В фильме Сталкер, измученный, с риском для жизни вышедший к комнате, которую он хочет, чтобы все считали священной, стоя у окна, произносит вслух свое любимое стихотворение, сочиненное будто бы его учителем Дикобразом, - "Вот и лето прошло..." Но это стихи Арсения Тарковского.
Меня всегда занимало, почему Андрей Арсеньевич дал Сталкеру именно эти стихи.
Вот и лето прошло,
Словно и не бывало.
На пригреве тепло.
Только этого мало.
Все, что сбыться могло,
Мне, как лист пятипалый,
Прямо в руки легло,
Только этого мало.
Понапрасну ни зло,
Ни добро не пропало,
Все горело светло,
Только этого мало.
Жизнь брала под крыло,
Берегла и спасала,
Мне и вправду везло.
Только этого мало.
Листьев не обожгло,
Веток не обломало...
День промыт, как стекло,
Только этого мало.
Сталкеру-Тарковскому мало того природно-языческого благополучия (Сталкера судьба, кстати, и этим не одарила), с которого начинается обычно почти любая жизнь - переживания материально-душевного комфорта. "Все, что сбыться могло... прямо в руки легло...", "Все горело светло...", "Жизнь брала под крыло...", "День промыт, как стекло..." Kaзалось бы, чего еще, если есть эта прозрачность промытости... Но нет - неизменный рефрен "Только этого мало"! Сталкер хочет, чтобы и листья обожгло, и ветки пообломало. Он жаждет перехода в новое свое качество, из чисто природного существа он хочет стать сверхприродным, хочет войти в свое "сверх Я".

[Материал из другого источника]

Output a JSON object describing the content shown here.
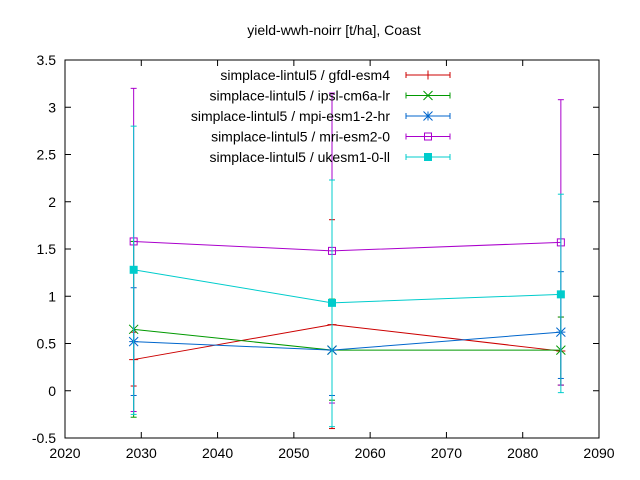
{
  "chart_data": {
    "type": "line",
    "title": "yield-wwh-noirr [t/ha], Coast",
    "xlabel": "",
    "ylabel": "",
    "xlim": [
      2020,
      2090
    ],
    "ylim": [
      -0.5,
      3.5
    ],
    "xticks": [
      2020,
      2030,
      2040,
      2050,
      2060,
      2070,
      2080,
      2090
    ],
    "yticks": [
      -0.5,
      0,
      0.5,
      1,
      1.5,
      2,
      2.5,
      3,
      3.5
    ],
    "grid": false,
    "legend_position": "top-right",
    "x": [
      2029,
      2055,
      2085
    ],
    "series": [
      {
        "name": "simplace-lintul5 / gfdl-esm4",
        "color": "#cc0000",
        "marker": "plus",
        "values": [
          0.33,
          0.7,
          0.42
        ],
        "err_low": [
          0.05,
          -0.4,
          0.06
        ],
        "err_high": [
          0.62,
          1.81,
          0.78
        ]
      },
      {
        "name": "simplace-lintul5 / ipsl-cm6a-lr",
        "color": "#009900",
        "marker": "cross",
        "values": [
          0.65,
          0.43,
          0.43
        ],
        "err_low": [
          -0.28,
          -0.1,
          0.06
        ],
        "err_high": [
          1.58,
          0.97,
          0.78
        ]
      },
      {
        "name": "simplace-lintul5 / mpi-esm1-2-hr",
        "color": "#0066cc",
        "marker": "star",
        "values": [
          0.52,
          0.43,
          0.62
        ],
        "err_low": [
          -0.05,
          -0.05,
          0.13
        ],
        "err_high": [
          1.09,
          0.91,
          1.26
        ]
      },
      {
        "name": "simplace-lintul5 / mri-esm2-0",
        "color": "#aa00cc",
        "marker": "square-open",
        "values": [
          1.58,
          1.48,
          1.57
        ],
        "err_low": [
          -0.22,
          -0.13,
          0.06
        ],
        "err_high": [
          3.2,
          3.15,
          3.08
        ]
      },
      {
        "name": "simplace-lintul5 / ukesm1-0-ll",
        "color": "#00cccc",
        "marker": "square-filled",
        "values": [
          1.28,
          0.93,
          1.02
        ],
        "err_low": [
          -0.25,
          -0.38,
          -0.02
        ],
        "err_high": [
          2.8,
          2.23,
          2.08
        ]
      }
    ]
  }
}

Многое унаследовав от отца, Андрей Арсеньевич пошел Дальше него - в жизнестроительном смысле. С того места, где
лирический герой Арсения Тарковского останавливается, герои Андрея начинают свое действие.
В стихотворении "Стань самим собой" Арсений писал:
...Найдешь и у пророка слово,
Но слово лучше у немого,
И ярче краска у слепца,
Когда отыскан угол зренья
И ты при вспышке озаренья
Собой угадан до конца.
Дойти (сквозь всю невозможность немоты и слепоты) до внутреннего взрыва озаренья, дабы "угадать" свою подлинную сущность...*
* "Вот почему, когда мы умираем, / Оказывается, что ни полслова / Не написали о себе самих" ("Дерево Жанны").

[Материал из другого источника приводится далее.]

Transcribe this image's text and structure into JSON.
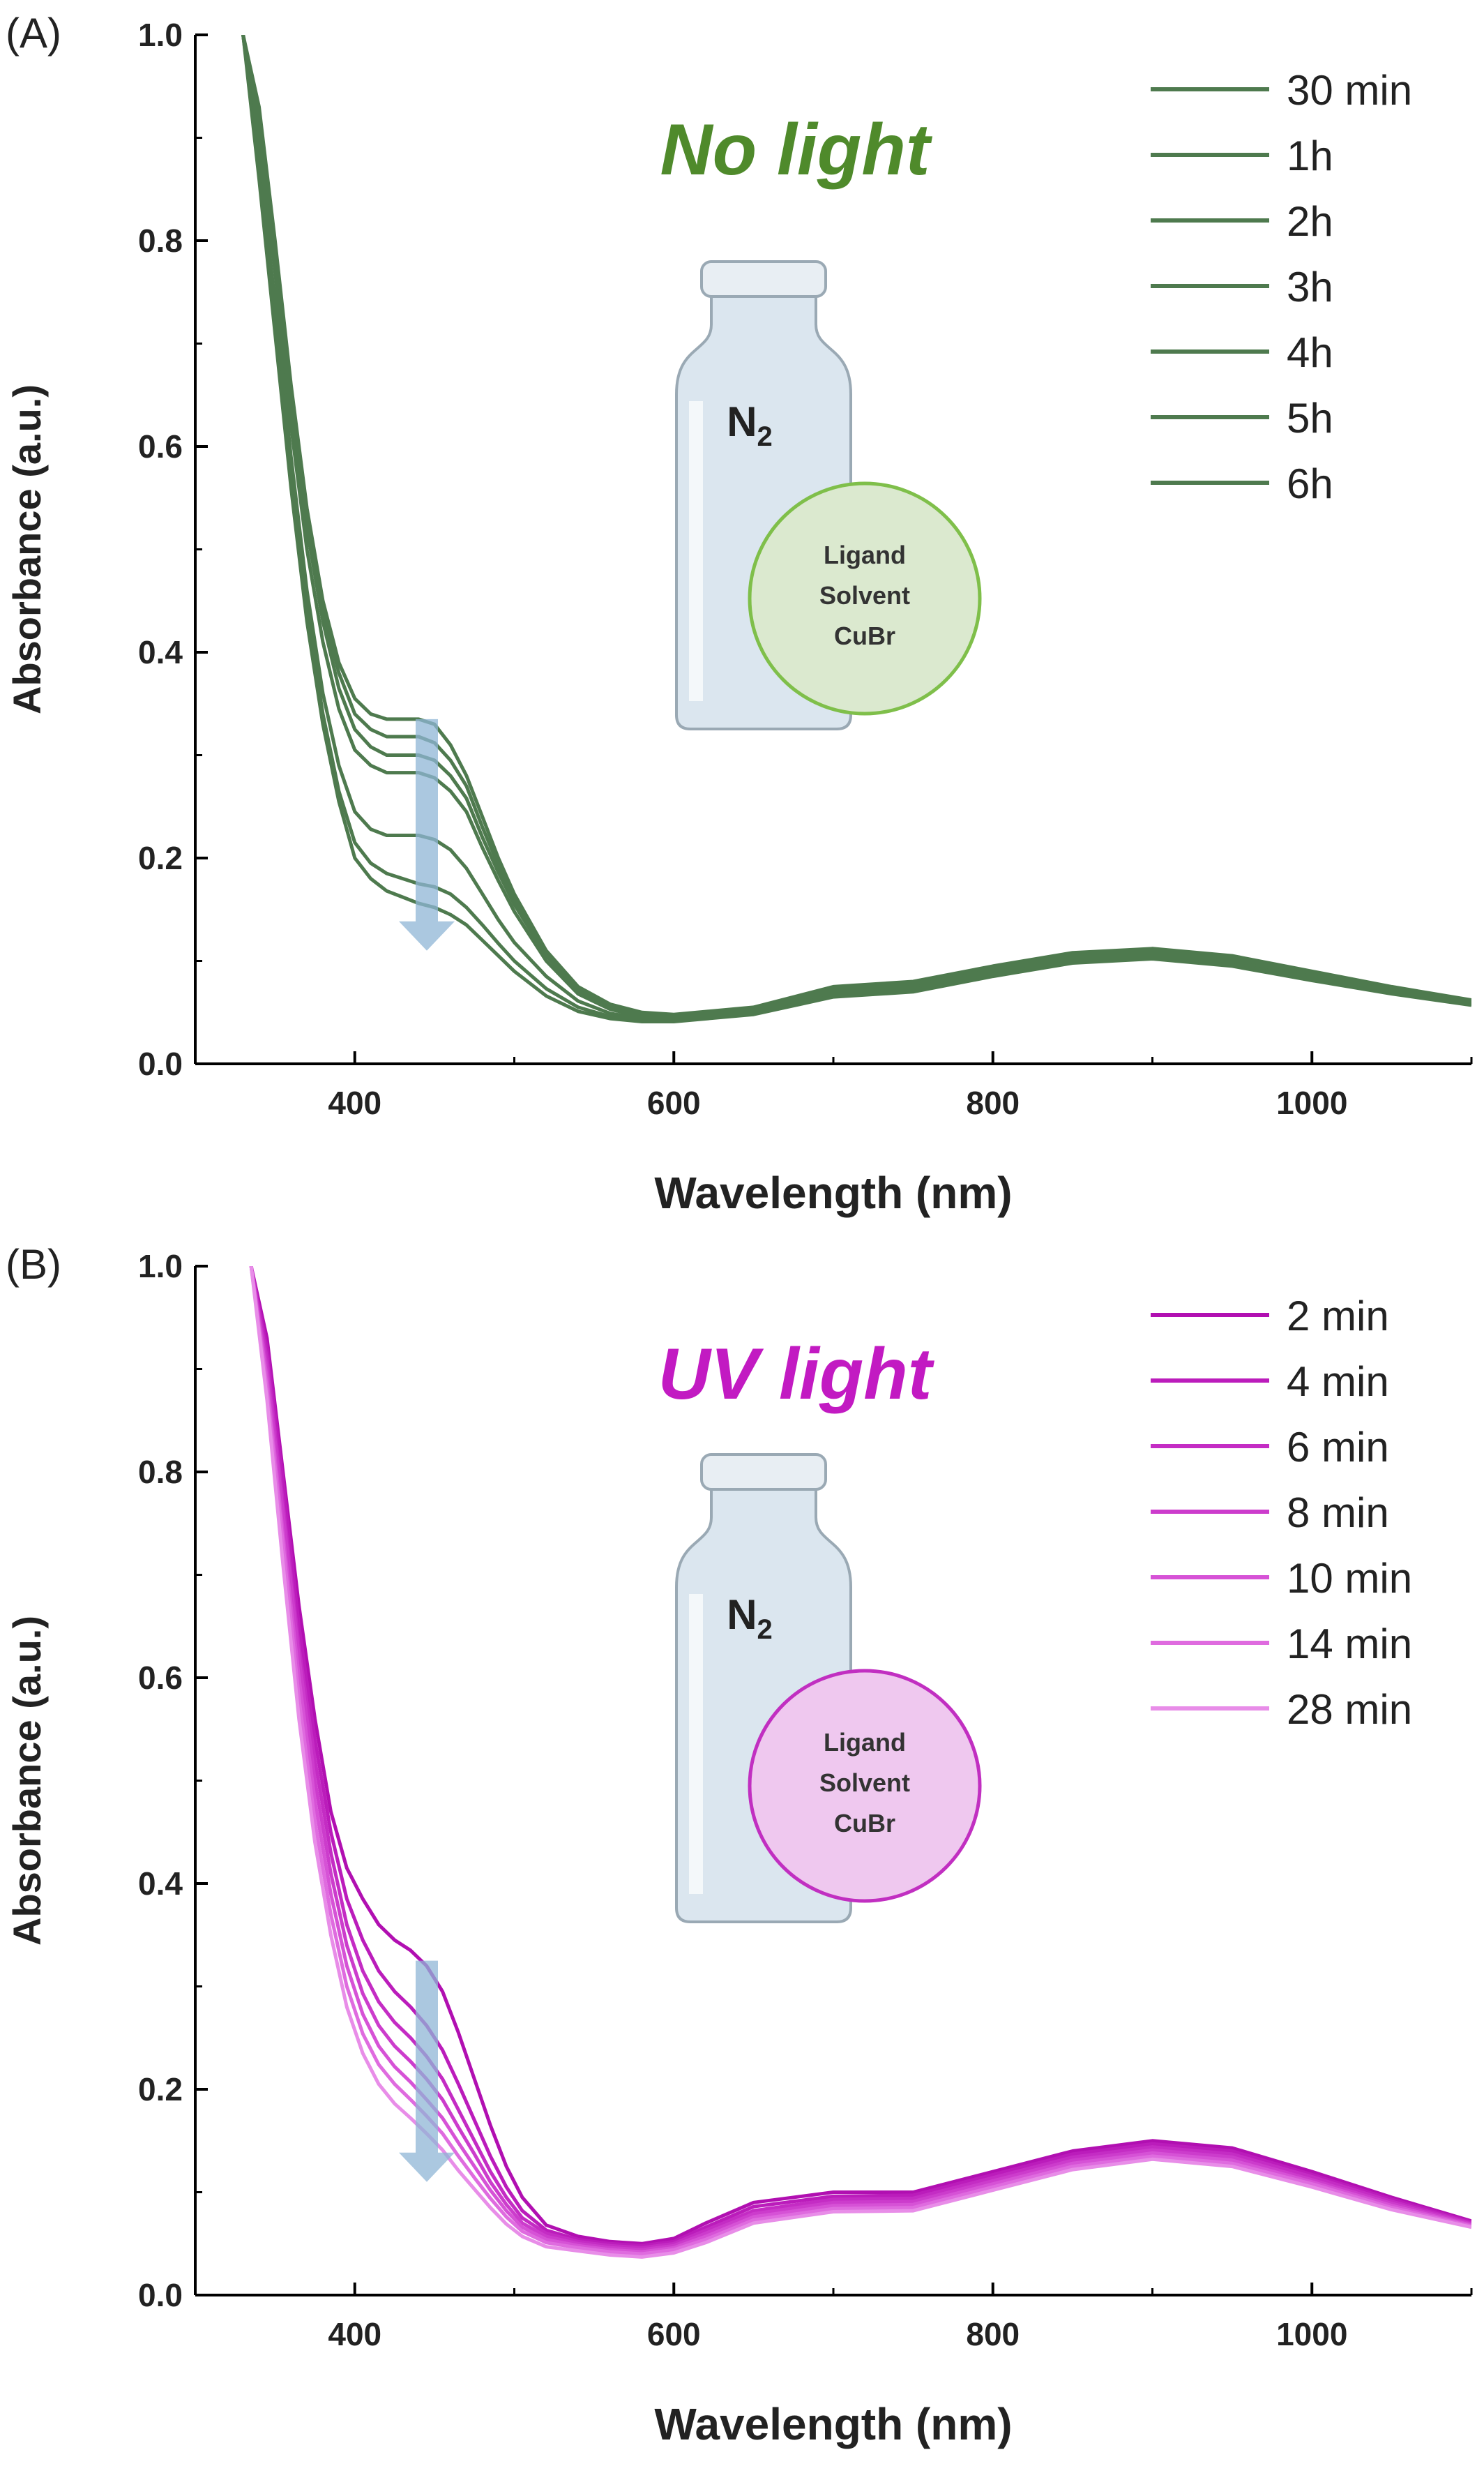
{
  "colors": {
    "panel_a_series": "#4e7a4e",
    "panel_a_title": "#4f8a2b",
    "panel_b_series": [
      "#b10fb1",
      "#bb1cbb",
      "#c42cc4",
      "#cc3ccc",
      "#d652d6",
      "#df6bdf",
      "#e88de8"
    ],
    "panel_b_title": "#c21ac2",
    "arrow": "#8fb6d6",
    "bottle": "#dbe6ef",
    "circle_a_fill": "#dbe9cf",
    "circle_a_stroke": "#7fbf4a",
    "circle_b_fill": "#efc8ef",
    "circle_b_stroke": "#c12fc1"
  },
  "chart_data": [
    {
      "type": "line",
      "panel_label": "(A)",
      "title": "No light",
      "xlabel": "Wavelength (nm)",
      "ylabel": "Absorbance (a.u.)",
      "xlim": [
        300,
        1100
      ],
      "ylim": [
        0.0,
        1.0
      ],
      "xticks": [
        "400",
        "600",
        "800",
        "1000"
      ],
      "yticks": [
        "0.0",
        "0.2",
        "0.4",
        "0.6",
        "0.8",
        "1.0"
      ],
      "legend_position": "top-right",
      "inset": {
        "gas": "N",
        "gas_subscript": "2",
        "contents": [
          "Ligand",
          "Solvent",
          "CuBr"
        ]
      },
      "x": [
        330,
        340,
        350,
        360,
        370,
        380,
        390,
        400,
        410,
        420,
        430,
        440,
        450,
        460,
        470,
        480,
        490,
        500,
        520,
        540,
        560,
        580,
        600,
        650,
        700,
        750,
        800,
        850,
        900,
        950,
        1000,
        1050,
        1100
      ],
      "series": [
        {
          "name": "30 min",
          "values": [
            1.0,
            0.93,
            0.8,
            0.66,
            0.54,
            0.45,
            0.39,
            0.355,
            0.34,
            0.335,
            0.335,
            0.335,
            0.33,
            0.31,
            0.28,
            0.24,
            0.2,
            0.165,
            0.11,
            0.075,
            0.058,
            0.05,
            0.048,
            0.055,
            0.075,
            0.08,
            0.095,
            0.108,
            0.112,
            0.105,
            0.09,
            0.075,
            0.062
          ]
        },
        {
          "name": "1h",
          "values": [
            1.0,
            0.92,
            0.79,
            0.65,
            0.53,
            0.44,
            0.38,
            0.34,
            0.325,
            0.318,
            0.318,
            0.318,
            0.312,
            0.295,
            0.27,
            0.23,
            0.193,
            0.16,
            0.108,
            0.073,
            0.056,
            0.049,
            0.047,
            0.054,
            0.073,
            0.078,
            0.093,
            0.106,
            0.11,
            0.103,
            0.088,
            0.074,
            0.061
          ]
        },
        {
          "name": "2h",
          "values": [
            1.0,
            0.91,
            0.78,
            0.64,
            0.52,
            0.43,
            0.365,
            0.325,
            0.308,
            0.3,
            0.3,
            0.3,
            0.295,
            0.28,
            0.258,
            0.22,
            0.186,
            0.155,
            0.105,
            0.071,
            0.055,
            0.048,
            0.046,
            0.053,
            0.071,
            0.076,
            0.091,
            0.104,
            0.108,
            0.101,
            0.086,
            0.072,
            0.06
          ]
        },
        {
          "name": "3h",
          "values": [
            1.0,
            0.9,
            0.77,
            0.62,
            0.5,
            0.41,
            0.345,
            0.305,
            0.29,
            0.283,
            0.283,
            0.283,
            0.278,
            0.265,
            0.245,
            0.21,
            0.178,
            0.148,
            0.1,
            0.068,
            0.053,
            0.046,
            0.045,
            0.052,
            0.069,
            0.074,
            0.089,
            0.102,
            0.106,
            0.099,
            0.085,
            0.071,
            0.06
          ]
        },
        {
          "name": "4h",
          "values": [
            1.0,
            0.88,
            0.74,
            0.59,
            0.46,
            0.36,
            0.29,
            0.245,
            0.228,
            0.222,
            0.222,
            0.222,
            0.218,
            0.208,
            0.19,
            0.165,
            0.14,
            0.118,
            0.085,
            0.061,
            0.049,
            0.044,
            0.043,
            0.05,
            0.067,
            0.072,
            0.087,
            0.1,
            0.104,
            0.097,
            0.083,
            0.07,
            0.059
          ]
        },
        {
          "name": "5h",
          "values": [
            1.0,
            0.87,
            0.72,
            0.57,
            0.44,
            0.34,
            0.265,
            0.215,
            0.195,
            0.185,
            0.18,
            0.175,
            0.172,
            0.165,
            0.152,
            0.135,
            0.117,
            0.1,
            0.073,
            0.055,
            0.046,
            0.042,
            0.042,
            0.049,
            0.066,
            0.071,
            0.086,
            0.099,
            0.103,
            0.096,
            0.082,
            0.069,
            0.058
          ]
        },
        {
          "name": "6h",
          "values": [
            1.0,
            0.86,
            0.71,
            0.56,
            0.43,
            0.33,
            0.255,
            0.2,
            0.18,
            0.168,
            0.162,
            0.156,
            0.152,
            0.145,
            0.135,
            0.12,
            0.105,
            0.09,
            0.066,
            0.051,
            0.044,
            0.041,
            0.041,
            0.048,
            0.065,
            0.07,
            0.085,
            0.098,
            0.102,
            0.095,
            0.081,
            0.068,
            0.057
          ]
        }
      ]
    },
    {
      "type": "line",
      "panel_label": "(B)",
      "title": "UV light",
      "xlabel": "Wavelength (nm)",
      "ylabel": "Absorbance (a.u.)",
      "xlim": [
        300,
        1100
      ],
      "ylim": [
        0.0,
        1.0
      ],
      "xticks": [
        "400",
        "600",
        "800",
        "1000"
      ],
      "yticks": [
        "0.0",
        "0.2",
        "0.4",
        "0.6",
        "0.8",
        "1.0"
      ],
      "legend_position": "top-right",
      "inset": {
        "gas": "N",
        "gas_subscript": "2",
        "contents": [
          "Ligand",
          "Solvent",
          "CuBr"
        ]
      },
      "x": [
        335,
        345,
        355,
        365,
        375,
        385,
        395,
        405,
        415,
        425,
        435,
        445,
        455,
        465,
        475,
        485,
        495,
        505,
        520,
        540,
        560,
        580,
        600,
        620,
        650,
        700,
        750,
        800,
        850,
        900,
        950,
        1000,
        1050,
        1100
      ],
      "series": [
        {
          "name": "2 min",
          "values": [
            1.0,
            0.93,
            0.8,
            0.67,
            0.56,
            0.47,
            0.415,
            0.385,
            0.36,
            0.345,
            0.335,
            0.32,
            0.295,
            0.255,
            0.21,
            0.165,
            0.125,
            0.095,
            0.068,
            0.057,
            0.052,
            0.05,
            0.055,
            0.07,
            0.09,
            0.1,
            0.1,
            0.12,
            0.14,
            0.15,
            0.143,
            0.12,
            0.095,
            0.072
          ]
        },
        {
          "name": "4 min",
          "values": [
            1.0,
            0.92,
            0.79,
            0.65,
            0.54,
            0.45,
            0.385,
            0.345,
            0.315,
            0.295,
            0.28,
            0.262,
            0.238,
            0.205,
            0.17,
            0.135,
            0.105,
            0.082,
            0.063,
            0.054,
            0.05,
            0.048,
            0.052,
            0.066,
            0.086,
            0.096,
            0.097,
            0.117,
            0.137,
            0.147,
            0.14,
            0.117,
            0.093,
            0.071
          ]
        },
        {
          "name": "6 min",
          "values": [
            1.0,
            0.91,
            0.77,
            0.63,
            0.52,
            0.43,
            0.36,
            0.315,
            0.285,
            0.265,
            0.25,
            0.232,
            0.21,
            0.18,
            0.15,
            0.12,
            0.095,
            0.075,
            0.06,
            0.052,
            0.048,
            0.046,
            0.05,
            0.063,
            0.082,
            0.093,
            0.094,
            0.114,
            0.134,
            0.144,
            0.137,
            0.115,
            0.091,
            0.07
          ]
        },
        {
          "name": "8 min",
          "values": [
            1.0,
            0.9,
            0.76,
            0.62,
            0.5,
            0.41,
            0.34,
            0.293,
            0.262,
            0.242,
            0.227,
            0.21,
            0.19,
            0.163,
            0.137,
            0.11,
            0.088,
            0.07,
            0.057,
            0.05,
            0.046,
            0.044,
            0.048,
            0.06,
            0.079,
            0.09,
            0.091,
            0.111,
            0.131,
            0.141,
            0.134,
            0.112,
            0.089,
            0.069
          ]
        },
        {
          "name": "10 min",
          "values": [
            1.0,
            0.89,
            0.74,
            0.6,
            0.48,
            0.39,
            0.32,
            0.273,
            0.242,
            0.222,
            0.207,
            0.19,
            0.172,
            0.148,
            0.125,
            0.102,
            0.082,
            0.066,
            0.054,
            0.048,
            0.044,
            0.042,
            0.046,
            0.057,
            0.076,
            0.087,
            0.088,
            0.108,
            0.128,
            0.138,
            0.131,
            0.11,
            0.087,
            0.068
          ]
        },
        {
          "name": "14 min",
          "values": [
            1.0,
            0.88,
            0.73,
            0.58,
            0.46,
            0.37,
            0.3,
            0.254,
            0.224,
            0.205,
            0.19,
            0.174,
            0.157,
            0.135,
            0.114,
            0.094,
            0.076,
            0.062,
            0.051,
            0.046,
            0.042,
            0.04,
            0.044,
            0.054,
            0.073,
            0.084,
            0.085,
            0.105,
            0.125,
            0.135,
            0.128,
            0.108,
            0.085,
            0.067
          ]
        },
        {
          "name": "28 min",
          "values": [
            1.0,
            0.87,
            0.71,
            0.56,
            0.44,
            0.35,
            0.28,
            0.235,
            0.205,
            0.186,
            0.172,
            0.157,
            0.141,
            0.121,
            0.103,
            0.085,
            0.069,
            0.057,
            0.047,
            0.043,
            0.039,
            0.037,
            0.041,
            0.051,
            0.07,
            0.081,
            0.082,
            0.102,
            0.122,
            0.132,
            0.125,
            0.105,
            0.083,
            0.066
          ]
        }
      ]
    }
  ]
}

Ибо то, что нам казалось нами, наше эго, на самом деле в смерти исчезает, а наше подлинное "я", чистое сознание, наблюдающее в нас за "нами", было нами не замечено.
Все это так, однако отец Тарковского никогда не переходил черты внутреннего житейского равновесия и довольства своим статусом-кво. В сыне же он чувствовал этот "пассионарно-пророческий" максимализм, страшась его - страшась за сына.

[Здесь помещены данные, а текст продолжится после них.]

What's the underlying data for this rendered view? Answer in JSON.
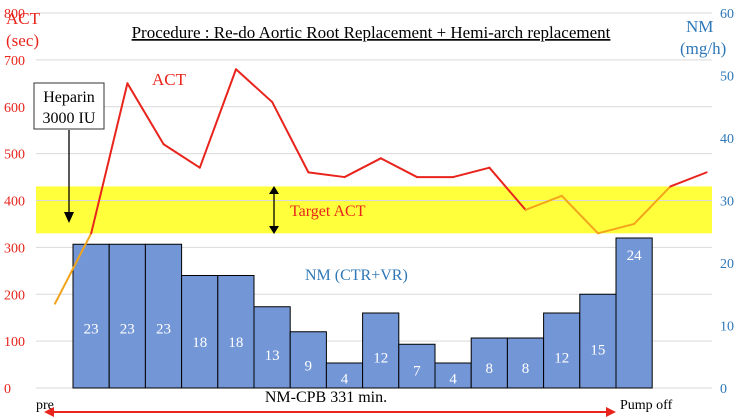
{
  "chart_data": {
    "type": "bar+line",
    "title": "Procedure : Re-do Aortic Root Replacement + Hemi-arch replacement",
    "left_axis": {
      "label_line1": "ACT",
      "label_line2": "(sec)",
      "min": 0,
      "max": 800,
      "ticks": [
        0,
        100,
        200,
        300,
        400,
        500,
        600,
        700,
        800
      ],
      "color": "#e8241c"
    },
    "right_axis": {
      "label_line1": "NM",
      "label_line2": "(mg/h)",
      "min": 0,
      "max": 60,
      "ticks": [
        0,
        10,
        20,
        30,
        40,
        50,
        60
      ],
      "color": "#2e78b7"
    },
    "target_band": {
      "label": "Target ACT",
      "y_min": 330,
      "y_max": 430,
      "color": "#ffff3c"
    },
    "bars": {
      "name": "NM (CTR+VR)",
      "color": "#7396d6",
      "values": [
        23,
        23,
        23,
        18,
        18,
        13,
        9,
        4,
        12,
        7,
        4,
        8,
        8,
        12,
        15,
        24
      ],
      "labels": [
        "23",
        "23",
        "23",
        "18",
        "18",
        "13",
        "9",
        "4",
        "12",
        "7",
        "4",
        "8",
        "8",
        "12",
        "15",
        "24"
      ]
    },
    "act_series": {
      "name": "ACT",
      "color": "#e8241c",
      "below_target_color": "#f2a51c",
      "x": [
        0,
        1,
        2,
        3,
        4,
        5,
        6,
        7,
        8,
        9,
        10,
        11,
        12,
        13,
        14,
        15,
        16,
        17,
        18
      ],
      "values": [
        180,
        330,
        650,
        520,
        470,
        680,
        610,
        460,
        450,
        490,
        450,
        450,
        470,
        380,
        410,
        330,
        350,
        430,
        460
      ]
    },
    "annotations": {
      "heparin_line1": "Heparin",
      "heparin_line2": "3000 IU",
      "cpb_label": "NM-CPB  331 min.",
      "pre_label": "pre",
      "pump_off_label": "Pump off"
    }
  }
}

Андрею надо было и это "слишком человеческое" в себе превозмочь, выстрадать в себе ангела, а если не ангела, то реализовать все свои иные потенциальные личины: чтобы однажды они упали разом, как истлевшие одежды, и вышел ты в новое пространство уже совершенно нагой, то есть свободный.
То, что отец проповедовал поэтически ("Я прощаюсь со всем, чем когда-то я был / И что я презирал, ненавидел, любил. / Начинается новая жизнь для меня, / И прощаюсь я с кожей вчерашнего дня. / Больше я от себя не желаю вестей / И прощаюсь с собою до мозга костей..."), сын пытался осуществить духовно-практически... Пытался, но не успел сделать до конца, надорвавшись в этой потрясающей по внутреннему драматизму борьбе.
Ангелы, являвшиеся поэтически Арсению Тарковскому, являлись и Андрею Арсеньевичу, только вероятнее всего в форме более мистически-реальной. Можно сказать, что его всю жизнь волновало стихотворение отца "Я в детстве заболел...", и он немало размышлял над тем, как реализовать его образы в кинематографическом ключе. Стихотворение удивительное по обыденной интимности апокалипсических видений.